Still, a person needs some stuff. When we moved to Wallaceburg we had more square footage and it needed furniture. I like to paint and freshen the walls when they need it. Items need replacing or repair. More often than not, I find my impulse is to go to Canadian Tire.
When we were kids, Canadian Tire acquired the nickname Crappy Tire. It was just something we all said. I didn’t even think about the implications on its reputation. Now, my brother calls it China Tire because he claims China makes everything they carry! (And when you look at the descriptions and labels, you find out he’s right.)
This article from the satirical website Outabouter hit me in the shopping bag: Searchers Losing Hope After Three Days in Canadian Tire Looking for a Sales Associate. And if you can find one, they’re never happy to see you.
Although I do my best to shop locally, online shopping is much more fun. Not long after we moved, I attempted to buy something online at CT and have it shipped to the store for free pickup. The site made me jump through every hoop, clicking like my mouse needed exercise before it gave up the little nugget that the item I wanted was no longer available. This is how you lose the shopping wars.

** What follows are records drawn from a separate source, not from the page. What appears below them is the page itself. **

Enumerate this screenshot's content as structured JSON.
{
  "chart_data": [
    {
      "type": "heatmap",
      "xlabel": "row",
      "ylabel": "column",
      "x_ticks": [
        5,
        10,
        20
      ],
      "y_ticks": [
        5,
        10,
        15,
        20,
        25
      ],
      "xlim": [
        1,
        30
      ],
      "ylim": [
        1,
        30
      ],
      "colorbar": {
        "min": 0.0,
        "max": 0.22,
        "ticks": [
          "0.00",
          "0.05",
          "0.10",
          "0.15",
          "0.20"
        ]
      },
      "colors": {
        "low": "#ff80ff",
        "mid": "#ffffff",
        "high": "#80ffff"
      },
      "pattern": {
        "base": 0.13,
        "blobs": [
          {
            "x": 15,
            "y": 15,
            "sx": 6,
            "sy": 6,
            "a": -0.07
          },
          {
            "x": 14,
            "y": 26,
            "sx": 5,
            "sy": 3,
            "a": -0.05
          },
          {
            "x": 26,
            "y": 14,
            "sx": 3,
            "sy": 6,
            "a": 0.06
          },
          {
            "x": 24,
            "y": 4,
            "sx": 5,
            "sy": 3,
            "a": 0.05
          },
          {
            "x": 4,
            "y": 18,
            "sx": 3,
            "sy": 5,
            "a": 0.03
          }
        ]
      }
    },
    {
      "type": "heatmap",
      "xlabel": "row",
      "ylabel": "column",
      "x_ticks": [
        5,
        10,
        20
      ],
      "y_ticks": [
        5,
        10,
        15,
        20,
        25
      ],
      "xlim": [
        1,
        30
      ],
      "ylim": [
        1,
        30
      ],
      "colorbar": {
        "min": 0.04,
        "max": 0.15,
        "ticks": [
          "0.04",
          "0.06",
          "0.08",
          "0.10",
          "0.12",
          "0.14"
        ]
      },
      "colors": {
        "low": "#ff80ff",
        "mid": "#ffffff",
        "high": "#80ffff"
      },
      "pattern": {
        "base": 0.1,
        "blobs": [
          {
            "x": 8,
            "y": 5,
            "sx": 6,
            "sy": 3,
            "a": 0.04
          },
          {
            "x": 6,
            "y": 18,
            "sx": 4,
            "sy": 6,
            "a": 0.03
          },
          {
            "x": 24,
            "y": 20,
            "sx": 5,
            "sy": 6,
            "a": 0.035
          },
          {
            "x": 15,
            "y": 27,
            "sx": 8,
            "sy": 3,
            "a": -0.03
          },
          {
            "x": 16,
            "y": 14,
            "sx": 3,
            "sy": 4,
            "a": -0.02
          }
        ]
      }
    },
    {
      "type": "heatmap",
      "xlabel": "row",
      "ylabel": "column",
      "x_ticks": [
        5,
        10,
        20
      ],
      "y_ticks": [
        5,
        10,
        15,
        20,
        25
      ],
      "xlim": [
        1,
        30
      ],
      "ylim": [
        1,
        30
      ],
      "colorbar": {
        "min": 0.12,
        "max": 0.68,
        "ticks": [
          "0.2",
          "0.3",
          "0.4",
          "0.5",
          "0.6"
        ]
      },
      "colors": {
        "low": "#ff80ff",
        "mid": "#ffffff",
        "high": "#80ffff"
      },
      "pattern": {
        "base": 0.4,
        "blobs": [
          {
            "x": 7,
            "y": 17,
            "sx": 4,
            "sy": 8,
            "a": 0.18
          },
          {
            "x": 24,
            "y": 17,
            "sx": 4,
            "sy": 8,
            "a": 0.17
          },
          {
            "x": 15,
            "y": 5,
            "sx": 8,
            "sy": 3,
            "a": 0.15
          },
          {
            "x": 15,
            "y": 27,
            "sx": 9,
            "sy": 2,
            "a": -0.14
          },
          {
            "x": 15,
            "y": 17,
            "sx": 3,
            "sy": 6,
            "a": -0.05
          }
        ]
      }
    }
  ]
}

The Wallaceburg staff are among the friendliest CT employees I’ve met. But, the other day I walked in toward three of them and not one greeted me. They all saw me and had to move to allow me past. Not. One. Word. Not even a smile. They routinely only have the customer service desk open for checking out. A half-dozen or more can queue up and they still won’t put another checkout in service. Who’s minding this store?
The London locations have their own troubles. When a staff member sees you coming they scurry to take cover under the clearance table.
Whatever it is, it’s systemic. I don’t blame the staff. Maybe they’re being told to avoid customers because leaving us wandering in confusion leads to more sales? More likely, they’re saddled with so many duties, a customer seems like an interruption instead of a priority. I can only guess. I wish someone with vision would turn it around before the next nickname is Closed Tire.